Die Vorteile der Kirchensteuer liegen aus Sicht der Kirchen in der soliden, verlässlichen Finanzierung ihrer vielfältigen Aufgaben (Soziales, Kultur, Bildung, Seelsorge), die durch die Mitgliedsbeiträge gedeckt werden und eine große Unabhängigkeit von staatlichen Zuschüssen ermöglichen. Sie sichert das breite Angebot an Gottesdiensten, Sozialarbeit (Diakonie), Kinder- und Jugendarbeit sowie die Pflege von Kulturgütern und macht die Kirchen zu einem großen Arbeitgeber und wichtigen gesellschaftlichen Akteur. Aus Sicht der Steuerzahler kann die Kirchensteuer als Sonderausgabe steuerlich geltend gemacht werden und mindert somit das zu versteuernde Einkommen, solange man Mitglied ist und sie zahlt. 

Wie kann ich meinen Kirchenbeitrag zurückbekommen?

Wenn Sie den Kirchenbeitrag schon im Voraus gezahlt haben, bekommen Sie den zu viel gezahlten Betrag nach einem Austritt wieder rückerstattet. Der Jahresbetrag wird z.B. durch zwölf geteilt und für alle Kalendermonate nach dem Austritt zurücküberwiesen.

Wie viel kostet es, aus der Kirche auszutreten?

Für den Kirchenaustritt werden je nach Bundesland Gebühren fällig. Diese belaufen sich in der Regel auf 30,00 Euro. Bei dem Betrag handelt es sich um eine öffentlich-rechtliche Geldleistung, die für die Bearbeitung des Kirchenaustritts in Form von Personaleinsatz sowie Material- und Sachkosten fällig wird.

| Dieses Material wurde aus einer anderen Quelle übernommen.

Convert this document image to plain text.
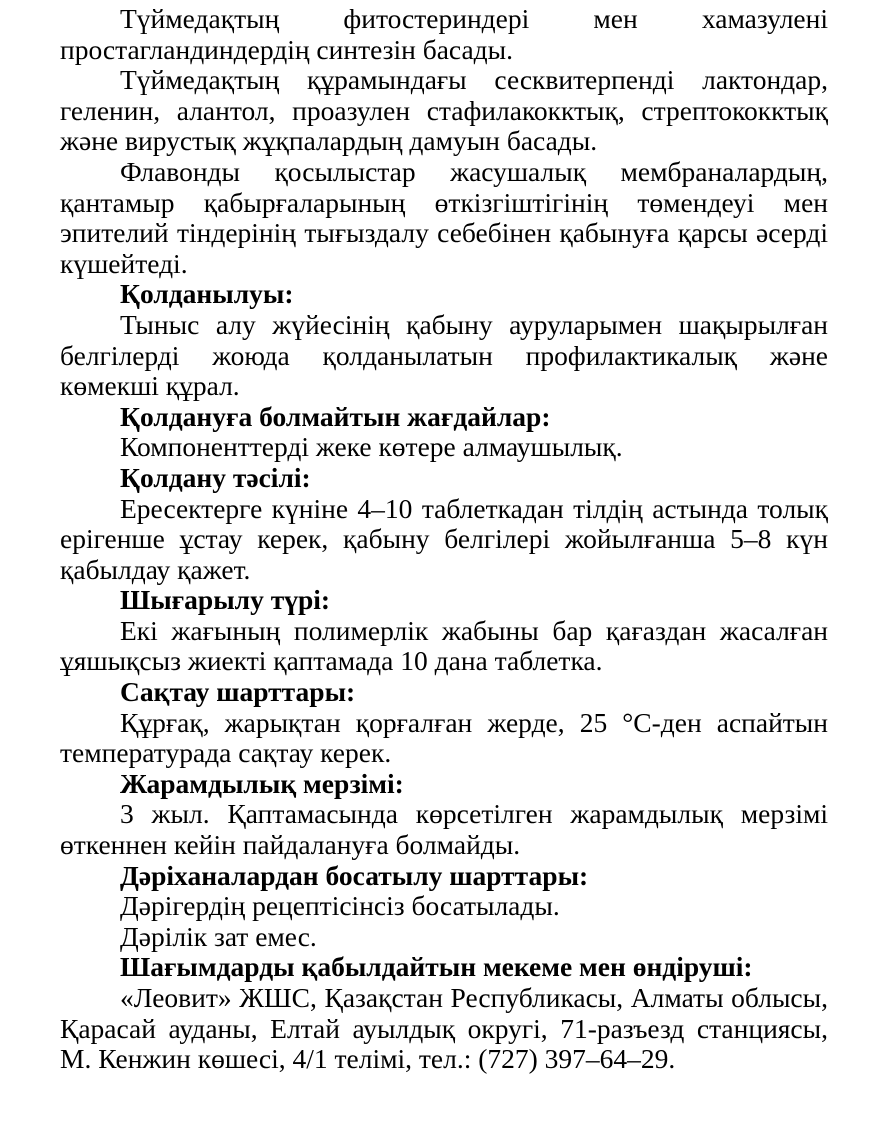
Түймедақтың фитостериндері мен хамазулені простагландиндердің синтезін басады.

Түймедақтың құрамындағы сесквитерпенді лактондар, геленин, алантол, проазулен стафилакокктық, стрептококктық және вирустық жұқпалардың дамуын басады.

Флавонды қосылыстар жасушалық мембраналардың, қантамыр қабырғаларының өткізгіштігінің төмендеуі мен эпителий тіндерінің тығыздалу себебінен қабынуға қарсы әсерді күшейтеді.

Қолданылуы:

Тыныс алу жүйесінің қабыну ауруларымен шақырылған белгілерді жоюда қолданылатын профилактикалық және көмекші құрал.

Қолдануға болмайтын жағдайлар:

Компоненттерді жеке көтере алмаушылық.

Қолдану тәсілі:

Ересектерге күніне 4–10 таблеткадан тілдің астында толық ерігенше ұстау керек, қабыну белгілері жойылғанша 5–8 күн қабылдау қажет.

Шығарылу түрі:

Екі жағының полимерлік жабыны бар қағаздан жасалған ұяшықсыз жиекті қаптамада 10 дана таблетка.

Сақтау шарттары:

Құрғақ, жарықтан қорғалған жерде, 25 °С-ден аспайтын температурада сақтау керек.

Жарамдылық мерзімі:

3 жыл. Қаптамасында көрсетілген жарамдылық мерзімі өткеннен кейін пайдалануға болмайды.

Дәріханалардан босатылу шарттары:

Дәрігердің рецептісінсіз босатылады.

Дәрілік зат емес.

Шағымдарды қабылдайтын мекеме мен өндіруші:

«Леовит» ЖШС, Қазақстан Республикасы, Алматы облысы, Қарасай ауданы, Елтай ауылдық округі, 71-разъезд станциясы, М. Кенжин көшесі, 4/1 телімі, тел.: (727) 397–64–29.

Warum sollte man in der Kirche bleiben?

Im christlichen Glauben bewahrt die Kirche eine Wahrheit, die Menschen sich nicht selber sagen können. Daraus ergeben sich Maßstäbe für ein verantwortungsbewusstes Leben. In der Kirche wird die menschliche Sehnsucht nach Segen gehört und beantwortet. Die Kirche begleitet Menschen von der Geburt bis zum Tod.

Was darf man alles nicht mehr, wenn man aus der Kirche austritt?

Wenn man aus der Kirche austritt, verliert man vor allem das Recht auf kirchliche Sakramente (Taufe, kirchliche Trauung, Kommunion, Firmung) und kirchliche Beerdigungen, darf oft nicht mehr Taufpate sein und verliert Jobs bei kirchlichen Trägern, aber man spart die Kirchensteuer. Der Hauptgrund ist der Verlust der Mitgliedschaft und damit der Anspruch auf die damit verbundenen Leistungen und Pflichten, insbesondere der Kirchensteuer. 

Hat mein Kind Nachteile, wenn ich aus der Kirche austrete?

Nein, Ihr Kind hat nicht automatisch Nachteile, aber es gibt mögliche Einschränkungen, je nachdem, wie Sie den Austritt gestalten: Getaufte Kinder bleiben oft Kirchenmitglied und können Sakramente empfangen, auch wenn Sie austreten. Wenn Sie aber als ganze Familie austreten, verliert das Kind die Möglichkeit, die Sakramente (wie Kommunion, Firmung/Konfirmation) zu empfangen und den vollen kirchlichen Wertehorizont in der Gemeinschaft zu leben, was als Nachteil empfunden werden kann, aber der Glauben kann privat weitergelebt werden.